Jeff Blasko says his boss ‘creative,’ poised

Kansas tight ends coach Jeff Blasko

When the Kansas University football team finds itself in an early deficit or some other predicament this season, tight ends coach Jeff Blasko is confident the man in charge won’t get rattled.

Blasko was the quality-control coach for the Florida offense in 2011 and worked side-by-side with Charlie Weis, offensive coordinator for the Gators at the time. When Blasko thinks about the qualities he admires in Weis, the first-year KU head coach, his mind takes him back to a Florida home game last November against Furman, an NCAA FCS team. The heavily-favored Gators trailed by 15 points twice in the first quarter.

The unspoken, overwhelming feeling in the coaches’ box, Blasko said, was: “This isn’t supposed to be happening.”

As Blasko described the situation, Weis kept his cool, held everything together, and Florida recovered for a 54-32 victory.

“He is extremely intelligent, extremely creative, and I’ll tell ya, one of his best qualities is his poise in adverse situations, which a lot of people don’t usually talk about,” Blasko said. “When things aren’t going particularly well, or you’re at the end of the game in a two-minute situation, he’s the guy you want at the helm. Nothing fazes him.”

Blasko looked up to Weis, and the coaching veteran saw enough in his young assistant to add him to the staff at KU, where Blasko also will serve as the assistant special-teams coordinator. After spending three seasons as a graduate assistant at Akron and one year at Florida, Blasko is grateful to keep working alongside Weis at Kansas.

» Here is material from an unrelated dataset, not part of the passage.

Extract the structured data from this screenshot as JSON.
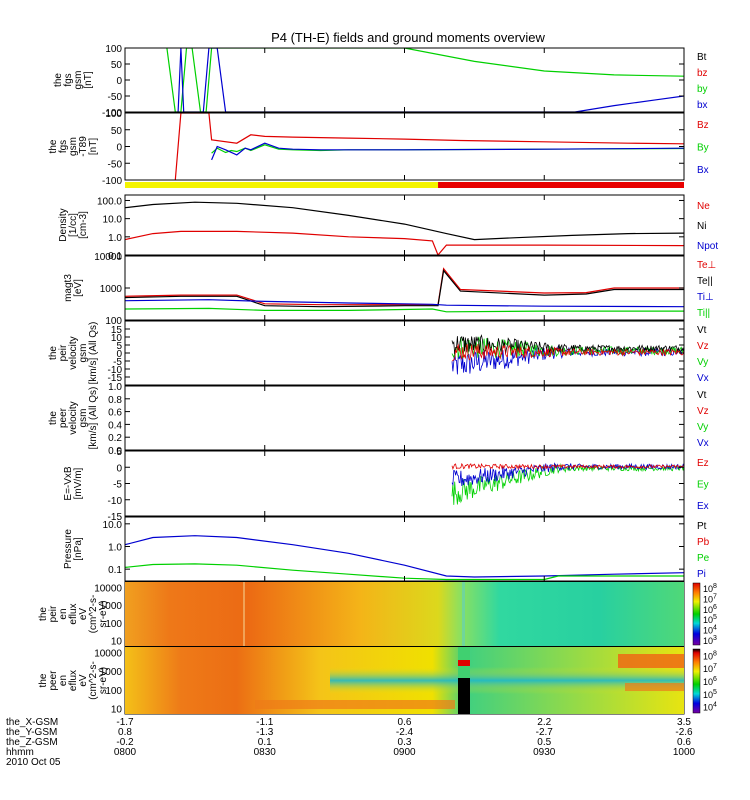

“There’s not a day goes by where you don’t learn something new,” Blasko said.

Having Blasko around has proven to benefit other offensive assistants. The KU tight ends coach was described as a hard worker by both running-backs coach Reggie Mitchell and wide receivers coach Rob Ianello, and Blasko’s two cohorts said his familiarity with the offense has already proven helpful.

Said Mitchell: “I go in and sit down with him, and I’ll ask him questions. He’s gonna be a really good football coach.”

Ianello, like Weis, has worked on the same staff as Blasko before.

“He studies the game, and I really thought in my time with him at Akron he had a good rapport with the players,” Ianello said. “The players liked him, but he could be hard on them.”

Upon arriving at Kansas, Blasko inherited an inexperienced group of tight ends. Tim Biere, third on the team in receiving yards in 2011, was gone, leaving only Jimmay Mundine and Trent Smiley — eight catches between them last year — as the most accomplished options.

But in April, tight end Mike Ragone transferred to KU from Notre Dame, where he played in 37 games in five seasons (he missed all of 2008 and all but one game in 2011 because of injuries). Ragone has been named to the Mackey Award Watch List.

Blasko expects to use one to three tight ends, depending on the package: “The beauty of Coach Weis’ offense, is it’s so multiple. He builds his offensive system around what his players do well.”

The young coach is looking forward to the chance to coach an offensive unit, especially after toiling as a grad assistant and holding a quality control position.

“I’m just excited about having my own room and having the full-time opportunity,” he said. “It’s why you deprive yourself of all that sleep. It’s why you eat all that junk food.”